I am not sure that the text from the book attached to the OP indeed defines a Schauder basis. Note that the $\epsilon$-close linear combination may depend on $\epsilon$.

I agree. I think $\{1,x,x^2,...\}$ would be an approximating basis for $C[0,1]$ according to the OP's definition, but not a Schauder basis. Every continuous function on a compact interval can be uniformly approximated by polynomials (this is a theorem of Weierstrass), even without being analytic.

 

[Office_Shredder]

You're right, I missed that last part.

I guess in a Hilbert space the basis will be a Schauder basis if and only if it's at least mostly orthogonal. If the basis is orthogonal then it's clear adding future terms doesn't adjust your best choice of coefficients for the earlier terms.

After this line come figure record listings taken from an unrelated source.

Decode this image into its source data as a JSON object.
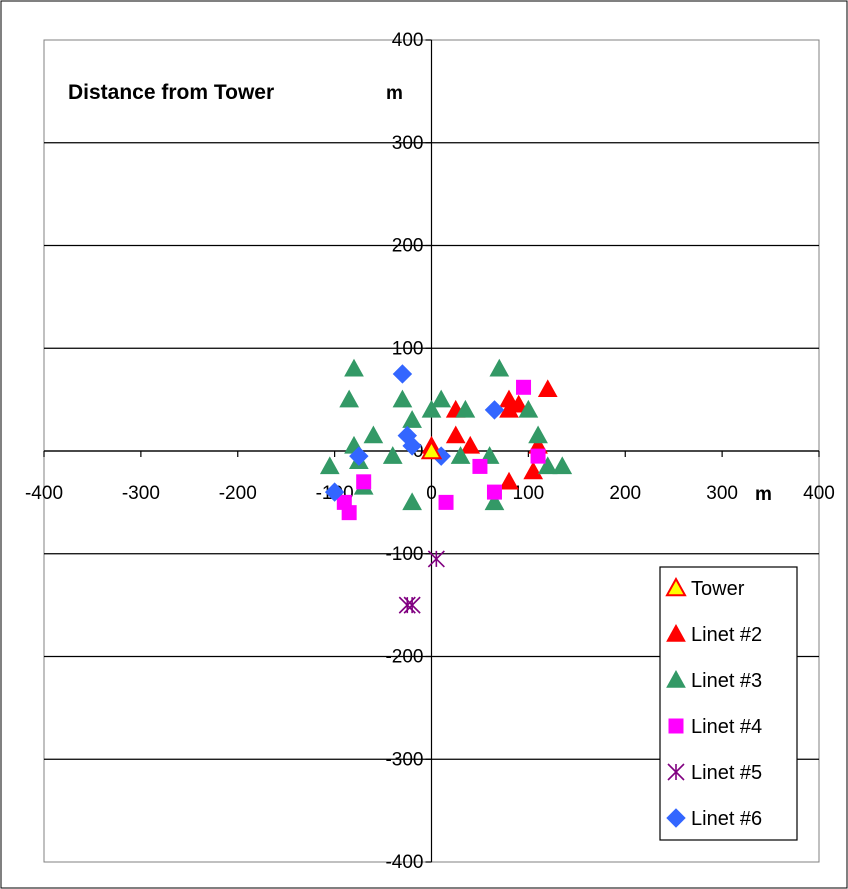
{
  "chart_data": {
    "type": "scatter",
    "title": "Distance from Tower",
    "xlabel": "m",
    "ylabel": "m",
    "xlim": [
      -400,
      400
    ],
    "ylim": [
      -400,
      400
    ],
    "x_ticks": [
      -400,
      -300,
      -200,
      -100,
      0,
      100,
      200,
      300,
      400
    ],
    "x_tick_labels": [
      "-400",
      "-300",
      "-200",
      "-100",
      "0",
      "100",
      "200",
      "300",
      "400"
    ],
    "y_ticks": [
      400,
      300,
      200,
      100,
      0,
      -100,
      -200,
      -300,
      -400
    ],
    "y_tick_labels": [
      "400",
      "300",
      "200",
      "100",
      "0",
      "-100",
      "-200",
      "-300",
      "-400"
    ],
    "grid": "horizontal major gridlines",
    "legend_position": "bottom-right",
    "series": [
      {
        "name": "Tower",
        "marker": "triangle-open",
        "color": "#ffff00",
        "stroke": "#ff0000",
        "points": [
          [
            0,
            0
          ]
        ]
      },
      {
        "name": "Linet #2",
        "marker": "triangle",
        "color": "#ff0000",
        "stroke": "#ff0000",
        "points": [
          [
            0,
            5
          ],
          [
            25,
            40
          ],
          [
            25,
            15
          ],
          [
            40,
            5
          ],
          [
            80,
            50
          ],
          [
            80,
            40
          ],
          [
            90,
            45
          ],
          [
            120,
            60
          ],
          [
            110,
            5
          ],
          [
            105,
            -20
          ],
          [
            80,
            -30
          ]
        ]
      },
      {
        "name": "Linet #3",
        "marker": "triangle",
        "color": "#339966",
        "stroke": "#339966",
        "points": [
          [
            -80,
            80
          ],
          [
            -85,
            50
          ],
          [
            -30,
            50
          ],
          [
            -20,
            30
          ],
          [
            -60,
            15
          ],
          [
            -80,
            5
          ],
          [
            -105,
            -15
          ],
          [
            -40,
            -5
          ],
          [
            -75,
            -10
          ],
          [
            -70,
            -35
          ],
          [
            -20,
            -50
          ],
          [
            0,
            40
          ],
          [
            10,
            50
          ],
          [
            35,
            40
          ],
          [
            70,
            80
          ],
          [
            100,
            40
          ],
          [
            110,
            15
          ],
          [
            120,
            -15
          ],
          [
            135,
            -15
          ],
          [
            60,
            -5
          ],
          [
            30,
            -5
          ],
          [
            65,
            -50
          ]
        ]
      },
      {
        "name": "Linet #4",
        "marker": "square",
        "color": "#ff00ff",
        "stroke": "#ff00ff",
        "points": [
          [
            95,
            62
          ],
          [
            -70,
            -30
          ],
          [
            -90,
            -50
          ],
          [
            -85,
            -60
          ],
          [
            50,
            -15
          ],
          [
            110,
            -5
          ],
          [
            15,
            -50
          ],
          [
            65,
            -40
          ]
        ]
      },
      {
        "name": "Linet #5",
        "marker": "asterisk",
        "color": "#800080",
        "stroke": "#800080",
        "points": [
          [
            5,
            -105
          ],
          [
            -25,
            -150
          ],
          [
            -20,
            -150
          ]
        ]
      },
      {
        "name": "Linet #6",
        "marker": "diamond",
        "color": "#3366ff",
        "stroke": "#3366ff",
        "points": [
          [
            -30,
            75
          ],
          [
            -25,
            15
          ],
          [
            -20,
            5
          ],
          [
            -75,
            -5
          ],
          [
            -100,
            -40
          ],
          [
            10,
            -5
          ],
          [
            65,
            40
          ]
        ]
      }
    ]
  }
}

If e.g. none of the terms are orthogonal, then if you think about it in terms of an orthogonalized version of the basis, every time you add a new term you're basically adjusting all the older coefficients in the orthogonal basis, so you can't possibly stabilize on the right set. If the vectors are close enough to orthogonal then this is maybe not a problem.

As an extreme example, if you can partition it into a disjoint union of finite subsets such that every vector is orthogonal to everyone outside of its partition, then it will still be a Schauder basis I think. Or if you pick an orthogonal basis, and then add $a_n v_1$ to each $v_n$ for some choice of $a_n$ that converges sufficiently quickly to 0,I think you can just cleverly pick the coefficient on the first vector to cancel out all the future adjustments the latter vectors will make.

 

[S.G. Janssens]

Here is a bit more about the definition in the copied book text in the OP.

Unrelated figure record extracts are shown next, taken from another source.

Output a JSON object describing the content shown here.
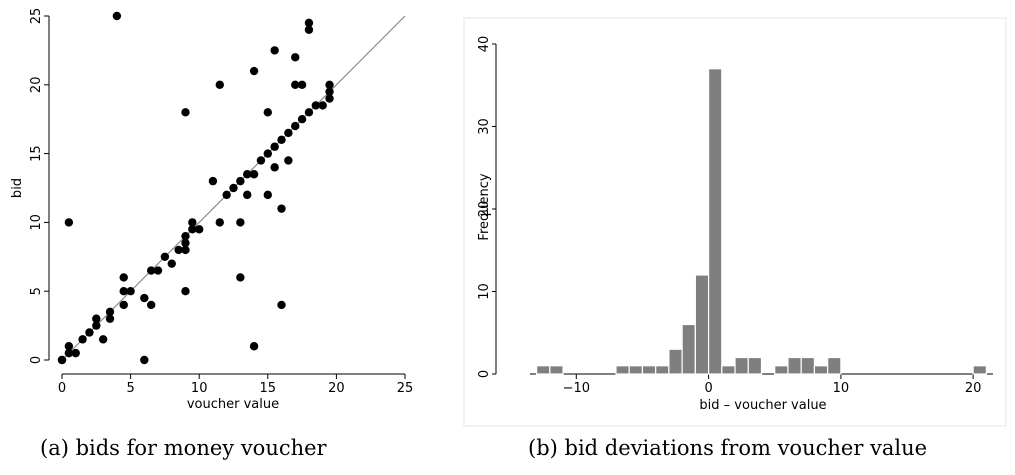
{
  "chart_data": [
    {
      "type": "scatter",
      "title": "",
      "xlabel": "voucher value",
      "ylabel": "bid",
      "xlim": [
        0,
        25
      ],
      "ylim": [
        0,
        25
      ],
      "xticks": [
        0,
        5,
        10,
        15,
        20,
        25
      ],
      "yticks": [
        0,
        5,
        10,
        15,
        20,
        25
      ],
      "reference_line": {
        "from": [
          0,
          0
        ],
        "to": [
          25,
          25
        ],
        "color": "#888888"
      },
      "points": [
        [
          0,
          0
        ],
        [
          0,
          0
        ],
        [
          0.5,
          0.5
        ],
        [
          0.5,
          1
        ],
        [
          0.5,
          10
        ],
        [
          1,
          0.5
        ],
        [
          1.5,
          1.5
        ],
        [
          2,
          2
        ],
        [
          2.5,
          2.5
        ],
        [
          2.5,
          3
        ],
        [
          3,
          1.5
        ],
        [
          3.5,
          3
        ],
        [
          3.5,
          3.5
        ],
        [
          4,
          25
        ],
        [
          4.5,
          4
        ],
        [
          4.5,
          5
        ],
        [
          4.5,
          6
        ],
        [
          5,
          5
        ],
        [
          6,
          4.5
        ],
        [
          6,
          0
        ],
        [
          6.5,
          4
        ],
        [
          6.5,
          6.5
        ],
        [
          7,
          6.5
        ],
        [
          7.5,
          7.5
        ],
        [
          8,
          7
        ],
        [
          8.5,
          8
        ],
        [
          9,
          8
        ],
        [
          9,
          8.5
        ],
        [
          9,
          9
        ],
        [
          9,
          5
        ],
        [
          9,
          18
        ],
        [
          9.5,
          9.5
        ],
        [
          9.5,
          10
        ],
        [
          10,
          9.5
        ],
        [
          11,
          13
        ],
        [
          11.5,
          10
        ],
        [
          11.5,
          20
        ],
        [
          12,
          12
        ],
        [
          12.5,
          12.5
        ],
        [
          13,
          13
        ],
        [
          13,
          10
        ],
        [
          13,
          6
        ],
        [
          13.5,
          13.5
        ],
        [
          13.5,
          12
        ],
        [
          14,
          13.5
        ],
        [
          14,
          21
        ],
        [
          14,
          1
        ],
        [
          14.5,
          14.5
        ],
        [
          15,
          15
        ],
        [
          15,
          12
        ],
        [
          15,
          18
        ],
        [
          15.5,
          15.5
        ],
        [
          15.5,
          14
        ],
        [
          15.5,
          22.5
        ],
        [
          16,
          16
        ],
        [
          16,
          11
        ],
        [
          16,
          4
        ],
        [
          16.5,
          16.5
        ],
        [
          16.5,
          14.5
        ],
        [
          17,
          17
        ],
        [
          17,
          20
        ],
        [
          17,
          22
        ],
        [
          17.5,
          17.5
        ],
        [
          17.5,
          20
        ],
        [
          18,
          18
        ],
        [
          18,
          24
        ],
        [
          18,
          24.5
        ],
        [
          18.5,
          18.5
        ],
        [
          19,
          18.5
        ],
        [
          19.5,
          19
        ],
        [
          19.5,
          19.5
        ],
        [
          19.5,
          20
        ]
      ]
    },
    {
      "type": "bar",
      "title": "",
      "xlabel": "bid – voucher value",
      "ylabel": "Frequency",
      "xlim": [
        -13.5,
        21.5
      ],
      "ylim": [
        0,
        40
      ],
      "xticks": [
        -10,
        0,
        10,
        20
      ],
      "yticks": [
        0,
        10,
        20,
        30,
        40
      ],
      "tick_labels_x": [
        "−10",
        "0",
        "10",
        "20"
      ],
      "bin_width": 1,
      "bars_color": "#7f7f7f",
      "bins": [
        {
          "center": -12.5,
          "count": 1
        },
        {
          "center": -11.5,
          "count": 1
        },
        {
          "center": -6.5,
          "count": 1
        },
        {
          "center": -5.5,
          "count": 1
        },
        {
          "center": -4.5,
          "count": 1
        },
        {
          "center": -3.5,
          "count": 1
        },
        {
          "center": -2.5,
          "count": 3
        },
        {
          "center": -1.5,
          "count": 6
        },
        {
          "center": -0.5,
          "count": 12
        },
        {
          "center": 0.5,
          "count": 37
        },
        {
          "center": 1.5,
          "count": 1
        },
        {
          "center": 2.5,
          "count": 2
        },
        {
          "center": 3.5,
          "count": 2
        },
        {
          "center": 5.5,
          "count": 1
        },
        {
          "center": 6.5,
          "count": 2
        },
        {
          "center": 7.5,
          "count": 2
        },
        {
          "center": 8.5,
          "count": 1
        },
        {
          "center": 9.5,
          "count": 2
        },
        {
          "center": 20.5,
          "count": 1
        }
      ]
    }
  ],
  "captions": {
    "a": "(a) bids for money voucher",
    "b": "(b) bid deviations from voucher value"
  }
}
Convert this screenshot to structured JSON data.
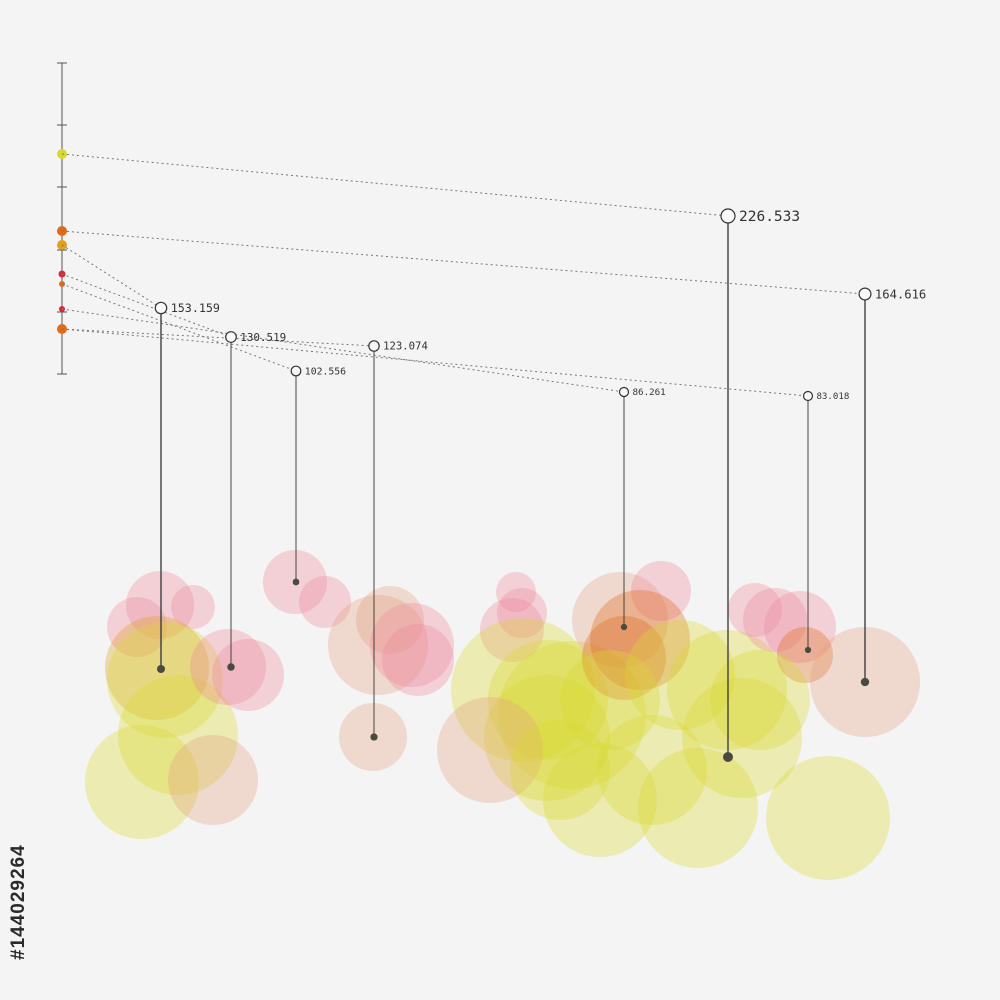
{
  "stock_id": "#144029264",
  "colors": {
    "yellow": "#d8d832",
    "amber": "#e0a020",
    "orange": "#e06a1a",
    "red": "#d8283a",
    "pink": "#ec8a9a",
    "peach": "#e6a080",
    "stem": "#333333",
    "dots": "#777777"
  },
  "chart_data": {
    "type": "bubble-drop",
    "title": "",
    "xlabel": "",
    "ylabel": "",
    "grid": false,
    "legend": "none",
    "axis_markers": [
      {
        "color": "yellow"
      },
      {
        "color": "orange"
      },
      {
        "color": "amber"
      },
      {
        "color": "red"
      },
      {
        "color": "orange"
      },
      {
        "color": "red"
      },
      {
        "color": "orange"
      }
    ],
    "drops": [
      {
        "label": "226.533",
        "value": 226.533,
        "marker": 0
      },
      {
        "label": "164.616",
        "value": 164.616,
        "marker": 1
      },
      {
        "label": "153.159",
        "value": 153.159,
        "marker": 2
      },
      {
        "label": "130.519",
        "value": 130.519,
        "marker": 3
      },
      {
        "label": "123.074",
        "value": 123.074,
        "marker": 6
      },
      {
        "label": "102.556",
        "value": 102.556,
        "marker": 4
      },
      {
        "label": "86.261",
        "value": 86.261,
        "marker": 5
      },
      {
        "label": "83.018",
        "value": 83.018,
        "marker": 6
      }
    ]
  }
}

1. Assume that $V$ is an infinite-dimensional real or complex normed linear space. Then $V$ has an approximating basis if and only if $V$ is separable. ($\Longrightarrow$ is not difficult, and $\Longleftarrow$ is a bit more difficult because, starting from a countable dense subset, you need to extract a linearly independent subset.)
2. Assume that $V$ is also complete, so it is a Banach space. If $V$ has a Schauder basis, then $V$ is separable. The converse is false, but this is difficult. Enflo gave the first counterexample in Acta Mathematica 130, 1973, p. 309 - 317.
3. Finally, assume that $V$ is also a Hilbert space. Then separability is equivalent to existence of an orthonormal basis, which is clearly a Schauder basis.

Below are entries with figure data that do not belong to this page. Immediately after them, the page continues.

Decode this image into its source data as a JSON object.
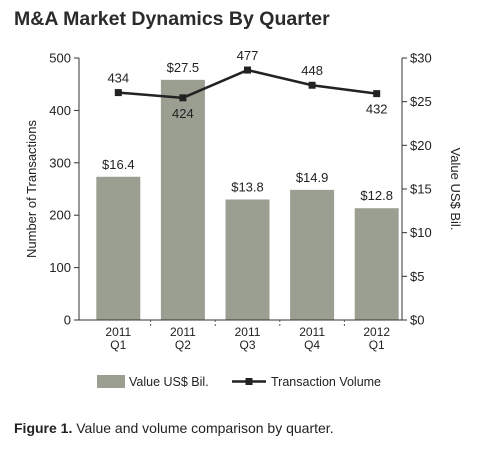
{
  "chart_data": {
    "type": "bar",
    "title": "M&A Market Dynamics By Quarter",
    "categories": [
      [
        "2011",
        "Q1"
      ],
      [
        "2011",
        "Q2"
      ],
      [
        "2011",
        "Q3"
      ],
      [
        "2011",
        "Q4"
      ],
      [
        "2012",
        "Q1"
      ]
    ],
    "series": [
      {
        "name": "Value US$ Bil.",
        "type": "bar",
        "axis": "right",
        "values": [
          16.4,
          27.5,
          13.8,
          14.9,
          12.8
        ],
        "labels": [
          "$16.4",
          "$27.5",
          "$13.8",
          "$14.9",
          "$12.8"
        ],
        "color": "#9b9f92"
      },
      {
        "name": "Transaction Volume",
        "type": "line",
        "axis": "left",
        "values": [
          434,
          424,
          477,
          448,
          432
        ],
        "labels": [
          "434",
          "424",
          "477",
          "448",
          "432"
        ],
        "color": "#222222"
      }
    ],
    "y_left": {
      "label": "Number of Transactions",
      "range": [
        0,
        500
      ],
      "ticks": [
        0,
        100,
        200,
        300,
        400,
        500
      ],
      "tick_labels": [
        "0",
        "100",
        "200",
        "300",
        "400",
        "500"
      ]
    },
    "y_right": {
      "label": "Value US$ Bil.",
      "range": [
        0,
        30
      ],
      "ticks": [
        0,
        5,
        10,
        15,
        20,
        25,
        30
      ],
      "tick_labels": [
        "$0",
        "$5",
        "$10",
        "$15",
        "$20",
        "$25",
        "$30"
      ]
    },
    "xlabel": "",
    "grid": false,
    "legend": {
      "position": "bottom",
      "entries": [
        "Value US$ Bil.",
        "Transaction Volume"
      ]
    }
  },
  "caption": {
    "label": "Figure 1.",
    "text": " Value and volume comparison by quarter."
  }
}
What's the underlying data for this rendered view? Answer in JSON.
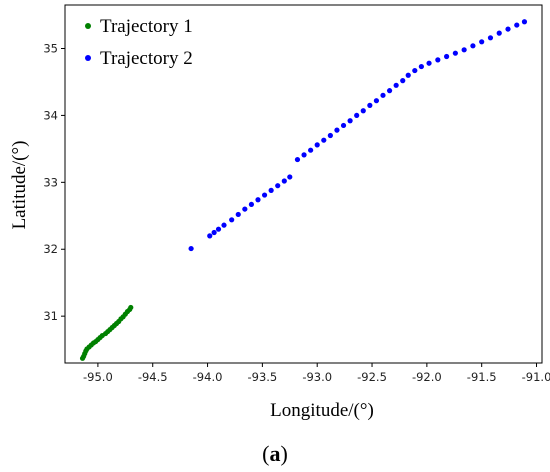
{
  "chart_data": {
    "type": "scatter",
    "title": "",
    "xlabel": "Longitude/(°)",
    "ylabel": "Latitude/(°)",
    "xlim": [
      -95.3,
      -90.95
    ],
    "ylim": [
      30.3,
      35.65
    ],
    "xticks": [
      -95.0,
      -94.5,
      -94.0,
      -93.5,
      -93.0,
      -92.5,
      -92.0,
      -91.5,
      -91.0
    ],
    "xtick_labels": [
      "-95.0",
      "-94.5",
      "-94.0",
      "-93.5",
      "-93.0",
      "-92.5",
      "-92.0",
      "-91.5",
      "-91.0"
    ],
    "yticks": [
      31,
      32,
      33,
      34,
      35
    ],
    "ytick_labels": [
      "31",
      "32",
      "33",
      "34",
      "35"
    ],
    "grid": false,
    "legend_position": "top-left",
    "series": [
      {
        "name": "Trajectory 1",
        "color": "#008000",
        "points": [
          [
            -95.14,
            30.37
          ],
          [
            -95.13,
            30.4
          ],
          [
            -95.12,
            30.44
          ],
          [
            -95.11,
            30.48
          ],
          [
            -95.1,
            30.51
          ],
          [
            -95.08,
            30.54
          ],
          [
            -95.06,
            30.57
          ],
          [
            -95.04,
            30.6
          ],
          [
            -95.02,
            30.62
          ],
          [
            -95.0,
            30.65
          ],
          [
            -94.98,
            30.68
          ],
          [
            -94.96,
            30.71
          ],
          [
            -94.93,
            30.74
          ],
          [
            -94.91,
            30.77
          ],
          [
            -94.89,
            30.8
          ],
          [
            -94.87,
            30.83
          ],
          [
            -94.85,
            30.86
          ],
          [
            -94.83,
            30.89
          ],
          [
            -94.81,
            30.92
          ],
          [
            -94.79,
            30.96
          ],
          [
            -94.77,
            30.99
          ],
          [
            -94.75,
            31.03
          ],
          [
            -94.73,
            31.07
          ],
          [
            -94.71,
            31.1
          ],
          [
            -94.7,
            31.13
          ]
        ]
      },
      {
        "name": "Trajectory 2",
        "color": "#0000ff",
        "points": [
          [
            -94.15,
            32.01
          ],
          [
            -93.98,
            32.2
          ],
          [
            -93.94,
            32.25
          ],
          [
            -93.9,
            32.3
          ],
          [
            -93.85,
            32.36
          ],
          [
            -93.78,
            32.44
          ],
          [
            -93.72,
            32.52
          ],
          [
            -93.66,
            32.6
          ],
          [
            -93.6,
            32.67
          ],
          [
            -93.54,
            32.74
          ],
          [
            -93.48,
            32.81
          ],
          [
            -93.42,
            32.88
          ],
          [
            -93.36,
            32.95
          ],
          [
            -93.3,
            33.02
          ],
          [
            -93.25,
            33.08
          ],
          [
            -93.18,
            33.34
          ],
          [
            -93.12,
            33.41
          ],
          [
            -93.06,
            33.48
          ],
          [
            -93.0,
            33.56
          ],
          [
            -92.94,
            33.63
          ],
          [
            -92.88,
            33.7
          ],
          [
            -92.82,
            33.78
          ],
          [
            -92.76,
            33.85
          ],
          [
            -92.7,
            33.92
          ],
          [
            -92.64,
            34.0
          ],
          [
            -92.58,
            34.07
          ],
          [
            -92.52,
            34.15
          ],
          [
            -92.46,
            34.22
          ],
          [
            -92.4,
            34.3
          ],
          [
            -92.34,
            34.37
          ],
          [
            -92.28,
            34.45
          ],
          [
            -92.22,
            34.52
          ],
          [
            -92.17,
            34.6
          ],
          [
            -92.11,
            34.67
          ],
          [
            -92.05,
            34.73
          ],
          [
            -91.98,
            34.78
          ],
          [
            -91.9,
            34.83
          ],
          [
            -91.82,
            34.88
          ],
          [
            -91.74,
            34.93
          ],
          [
            -91.66,
            34.98
          ],
          [
            -91.58,
            35.04
          ],
          [
            -91.5,
            35.1
          ],
          [
            -91.42,
            35.16
          ],
          [
            -91.34,
            35.23
          ],
          [
            -91.26,
            35.29
          ],
          [
            -91.18,
            35.35
          ],
          [
            -91.11,
            35.4
          ]
        ]
      }
    ]
  },
  "caption": {
    "open": "(",
    "letter": "a",
    "close": ")"
  }
}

So, in the case of a Hilbert space, existence of an approximating basis IS equivalent to existence of a Schauder basis. In the case of a Banach space that is not an inner product space, the situation is more difficult and as outlined above.

 

[wrobel]

These are often called a Schauder basis.

The last line in the text cited in #1 shows that it is not a Schauder basis

 

[wrobel]

Then separability is equivalent to existence of an orthonormal basis

In Hilbert space orthonormal basis exists even in the nonseparable case see for example Yosida Functional Analysis. Orthonormal basis in Hilbert space is not exactly the same as Schauder basis. Just for separable case any orthonormal basis is a Schauder basis

 

[S.G. Janssens]

In Hilbert space orthonormal basis exists even in the nonseparable case see for example Yosida Functional Analysis. Orthonormal basis in Hilbert space is not exactly the same as Schauder basis. Just for separable case any orthonormal basis is a Schauder basis

With post #1 in mind, in post #7 I consider orthonormal basis to be countable. This is the more elementary definition. For the OP: See for example at the top of p. 28 of Basic Classes of Linear Operators by Gohberg, Goldberg, and Kaashoek, Birkhäuser, 2003. Of course wrobel is right that extensions and generalizations are possible.

Then, in a Hilbert space, there is the equivalence between: separability and existence of an approximating / orthonormal / Schauder basis. For the OP: See Theorem 17.1 on p. 35 of the above book.

As a side remark, I find this book a very nice introductory read, in line and probably at the level of the book mentioned in post #1.